Sea creatures are a joy to watch, as they go about their business or interact with the diver as she passes through. Larger animals can be grabbed for a tandem swim, and some sections see hoards of animals follow the diver in a swarm. If you like, this can allow for some charming moments like leading a pod of dolphins and other fish in a dash to the surface to breach into an ecstatic leap, or guiding a massive whale shark through a shoal and watching him lazily open his mouth to scoop them up.
In Abzu, with the right trigger control you immerse yourself and move through the levels, you run this as the main character with the left analog. Interacting with objects is limited to a single action button, but with the left trigger you can grab the back of one of the beings that inhabit this world for a few laps. Perhaps the only problem I had was with the camera control, because for some reason, there is a button to reset automatically. This caused me some problems, because there are times when you lose track of where is up and where down.

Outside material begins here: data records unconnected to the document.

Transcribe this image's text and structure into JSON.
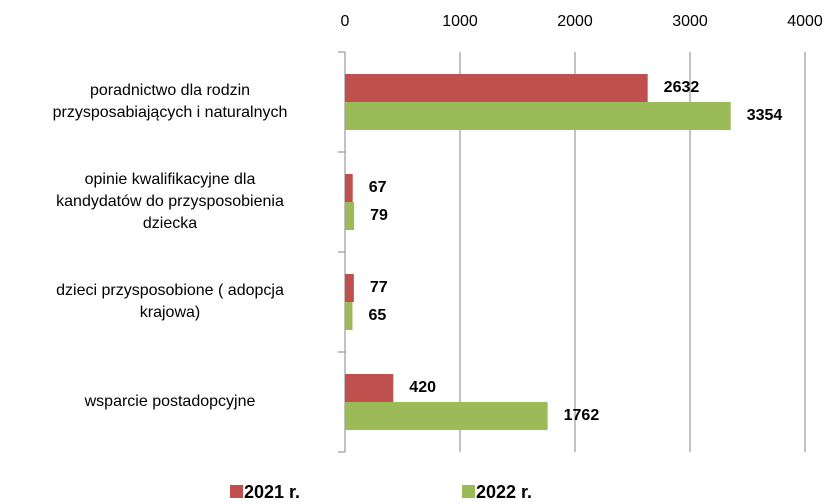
{
  "chart_data": {
    "type": "bar",
    "orientation": "horizontal",
    "categories": [
      [
        "poradnictwo dla rodzin",
        "przysposabiających i naturalnych"
      ],
      [
        "opinie kwalifikacyjne dla",
        "kandydatów do przysposobienia",
        "dziecka"
      ],
      [
        "dzieci przysposobione ( adopcja",
        "krajowa)"
      ],
      [
        "wsparcie postadopcyjne"
      ]
    ],
    "series": [
      {
        "name": "2021 r.",
        "color": "#c0504d",
        "values": [
          2632,
          67,
          77,
          420
        ]
      },
      {
        "name": "2022 r.",
        "color": "#9bbb59",
        "values": [
          3354,
          79,
          65,
          1762
        ]
      }
    ],
    "xlim": [
      0,
      4000
    ],
    "xticks": [
      0,
      1000,
      2000,
      3000,
      4000
    ],
    "grid": true,
    "legend": "bottom"
  }
}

The landscapes guide you subtly from stage to stage, and there’s a narrative hiding beneath the colourful scenery and gorgeous orchestral score if you care to look for it. To make it through each area the diver needs to enlist the help of underwater drones and make use of some mysterious underwater technology and mystic portals. Meanwhile several encounters with a great white shark also allude to a potential story.
But this is the kind of game where each player is likely to come away with different interpretations and impressions depending on what caught their eye. While some will rush through in an attempt to uncover the diver’s ultimate motivation, others will scour the sea floor for points of interest to uncover.
My favourite past-time was unlocking the various meditation locations that allowed you to send your consciousness around the ocean, examining the lives of all kinds of fish.
The relaxed, largely goal-free nature of the game has the potential to wear thin, but personally I found the controls fun enough, the environments and music beautiful enough, the various animals smile-inducing enough that even after the three hours it took to reach the end I was happy to dive back in, ready to search for more clues and uncover what it was all about.
ABZÛ is out now for PlayStation 4 and PC.